The vaccine works by inserting genetic material known as mRNA, which encodes proteins linked to prostate cancer and triggers a reaction from the immune system. This has the potential to recruit the immune system to attack an existing tumour or even prevent cancer from developing in the first place. We have awarded over £275,000 to the researchers, who hope that by the end of this study the vaccine will be ready for safety trials in men.

Professor McCarthy commented: “This new vaccine has tremendous potential – we’ve already seen that it can trigger an immune response and we’ve developed a reliable way for it to reach the immune cells. We now need to pull all the pieces of the puzzle together, which is why this grant from Prostate Cancer UK is so important. This trial will enable us to test both the method for delivering the mRNA vaccine as well as how effective it is at shrinking the prostate tumours in practice.”

This truly exciting research has the potential to transform the way we view prostate cancer and we wouldn’t be able to fund this kind of research without the dedication of our supporters.

Dr Iain Frame, Director of Research at Prostate Cancer UK, said: “The need for research into prostate cancer is greater than ever. However, pioneering research like this from Professor McCarthy has the potential to change the game.
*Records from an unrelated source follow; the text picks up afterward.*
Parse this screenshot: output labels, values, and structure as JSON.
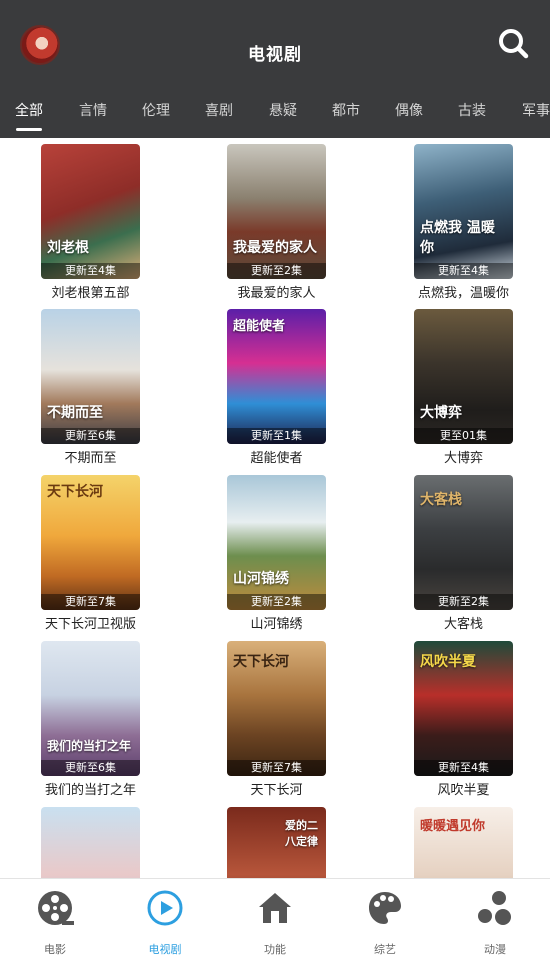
{
  "header": {
    "title": "电视剧"
  },
  "tabs": [
    {
      "label": "全部"
    },
    {
      "label": "言情"
    },
    {
      "label": "伦理"
    },
    {
      "label": "喜剧"
    },
    {
      "label": "悬疑"
    },
    {
      "label": "都市"
    },
    {
      "label": "偶像"
    },
    {
      "label": "古装"
    },
    {
      "label": "军事"
    }
  ],
  "shows": [
    {
      "title": "刘老根第五部",
      "status": "更新至4集",
      "poster_text": "刘老根"
    },
    {
      "title": "我最爱的家人",
      "status": "更新至2集",
      "poster_text": "我最爱的家人"
    },
    {
      "title": "点燃我，温暖你",
      "status": "更新至4集",
      "poster_text": "点燃我 温暖你"
    },
    {
      "title": "不期而至",
      "status": "更新至6集",
      "poster_text": "不期而至"
    },
    {
      "title": "超能使者",
      "status": "更新至1集",
      "poster_text": "超能使者"
    },
    {
      "title": "大博弈",
      "status": "更至01集",
      "poster_text": "大博弈"
    },
    {
      "title": "天下长河卫视版",
      "status": "更新至7集",
      "poster_text": "天下长河"
    },
    {
      "title": "山河锦绣",
      "status": "更新至2集",
      "poster_text": "山河锦绣"
    },
    {
      "title": "大客栈",
      "status": "更新至2集",
      "poster_text": "大客栈"
    },
    {
      "title": "我们的当打之年",
      "status": "更新至6集",
      "poster_text": "我们的当打之年"
    },
    {
      "title": "天下长河",
      "status": "更新至7集",
      "poster_text": "天下长河"
    },
    {
      "title": "风吹半夏",
      "status": "更新至4集",
      "poster_text": "风吹半夏"
    },
    {
      "title": "",
      "status": "",
      "poster_text": ""
    },
    {
      "title": "",
      "status": "",
      "poster_text": "爱的二八定律"
    },
    {
      "title": "",
      "status": "",
      "poster_text": "暖暖遇见你"
    }
  ],
  "bottom_nav": [
    {
      "label": "电影",
      "icon": "film-reel-icon"
    },
    {
      "label": "电视剧",
      "icon": "play-circle-icon"
    },
    {
      "label": "功能",
      "icon": "home-icon"
    },
    {
      "label": "综艺",
      "icon": "palette-icon"
    },
    {
      "label": "动漫",
      "icon": "bubbles-icon"
    }
  ],
  "colors": {
    "header_bg": "#3a3b3d",
    "active_nav": "#2d9fe0",
    "inactive_nav": "#666666"
  }
}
If the researchers can prove that this vaccine can reverse prostate cancer cell growth, we’re not only looking at a potential new treatment but also a possible solution which could prevent prostate cancer from developing in the first place.”
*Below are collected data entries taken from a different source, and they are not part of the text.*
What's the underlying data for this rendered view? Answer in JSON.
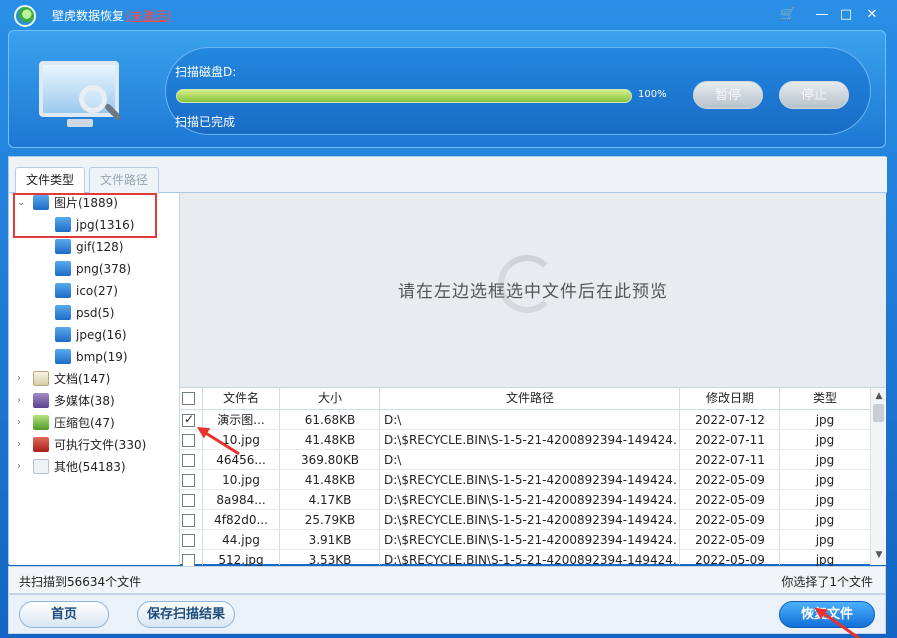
{
  "window": {
    "title": "壁虎数据恢复",
    "activation": "(未激活)",
    "controls": {
      "cart": "🛒",
      "minimize": "—",
      "maximize": "□",
      "close": "✕"
    }
  },
  "scan": {
    "label": "扫描磁盘D:",
    "progress_percent": 100,
    "progress_text": "100%",
    "status": "扫描已完成",
    "pause_label": "暂停",
    "stop_label": "停止"
  },
  "tabs": {
    "file_type": "文件类型",
    "file_path": "文件路径"
  },
  "tree": {
    "root": {
      "label": "图片(1889)"
    },
    "children": [
      {
        "label": "jpg(1316)"
      },
      {
        "label": "gif(128)"
      },
      {
        "label": "png(378)"
      },
      {
        "label": "ico(27)"
      },
      {
        "label": "psd(5)"
      },
      {
        "label": "jpeg(16)"
      },
      {
        "label": "bmp(19)"
      }
    ],
    "categories": [
      {
        "label": "文档(147)",
        "icon": "document-icon"
      },
      {
        "label": "多媒体(38)",
        "icon": "media-icon"
      },
      {
        "label": "压缩包(47)",
        "icon": "archive-icon"
      },
      {
        "label": "可执行文件(330)",
        "icon": "executable-icon"
      },
      {
        "label": "其他(54183)",
        "icon": "other-icon"
      }
    ]
  },
  "preview": {
    "hint": "请在左边选框选中文件后在此预览"
  },
  "table": {
    "headers": {
      "name": "文件名",
      "size": "大小",
      "path": "文件路径",
      "date": "修改日期",
      "type": "类型"
    },
    "rows": [
      {
        "checked": true,
        "name": "演示图...",
        "size": "61.68KB",
        "path": "D:\\",
        "date": "2022-07-12",
        "type": "jpg"
      },
      {
        "checked": false,
        "name": "10.jpg",
        "size": "41.48KB",
        "path": "D:\\$RECYCLE.BIN\\S-1-5-21-4200892394-149424...",
        "date": "2022-07-11",
        "type": "jpg"
      },
      {
        "checked": false,
        "name": "46456...",
        "size": "369.80KB",
        "path": "D:\\",
        "date": "2022-07-11",
        "type": "jpg"
      },
      {
        "checked": false,
        "name": "10.jpg",
        "size": "41.48KB",
        "path": "D:\\$RECYCLE.BIN\\S-1-5-21-4200892394-149424...",
        "date": "2022-05-09",
        "type": "jpg"
      },
      {
        "checked": false,
        "name": "8a984...",
        "size": "4.17KB",
        "path": "D:\\$RECYCLE.BIN\\S-1-5-21-4200892394-149424...",
        "date": "2022-05-09",
        "type": "jpg"
      },
      {
        "checked": false,
        "name": "4f82d0...",
        "size": "25.79KB",
        "path": "D:\\$RECYCLE.BIN\\S-1-5-21-4200892394-149424...",
        "date": "2022-05-09",
        "type": "jpg"
      },
      {
        "checked": false,
        "name": "44.jpg",
        "size": "3.91KB",
        "path": "D:\\$RECYCLE.BIN\\S-1-5-21-4200892394-149424...",
        "date": "2022-05-09",
        "type": "jpg"
      },
      {
        "checked": false,
        "name": "512.jpg",
        "size": "3.53KB",
        "path": "D:\\$RECYCLE.BIN\\S-1-5-21-4200892394-149424...",
        "date": "2022-05-09",
        "type": "jpg"
      }
    ]
  },
  "statusbar": {
    "scanned": "共扫描到56634个文件",
    "selected": "你选择了1个文件"
  },
  "buttons": {
    "home": "首页",
    "save_results": "保存扫描结果",
    "recover": "恢复文件"
  },
  "colors": {
    "accent": "#1a78d6",
    "annotation": "#e8322b",
    "progress": "#8cc63f"
  }
}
Our other new grants include:

Dr Jennifer Munkley, University of Newcastle, £346,000: Using sugars on cancer cells to improve prostate cancer diagnosis and treatment.

Dr Ning Wang, University of Sheffield, £199,000: Can exercise prevent prostate cancer spread?

Dr Alison Tree, Royal Marsden NHS Foundation Trust, £574,000: Can targeted radiotherapy to cancer hotspots prolong effectiveness of hormone therapy?

Dr Jayne Tierney, University College London, £465,000: Quickly identifying which treatments work best for advanced prostate cancer.

Professor Claire Lewis and Dr Janet Brown, University of Sheffield, £397,000: Reprogramming immune cells to fight back against cancer regrowth.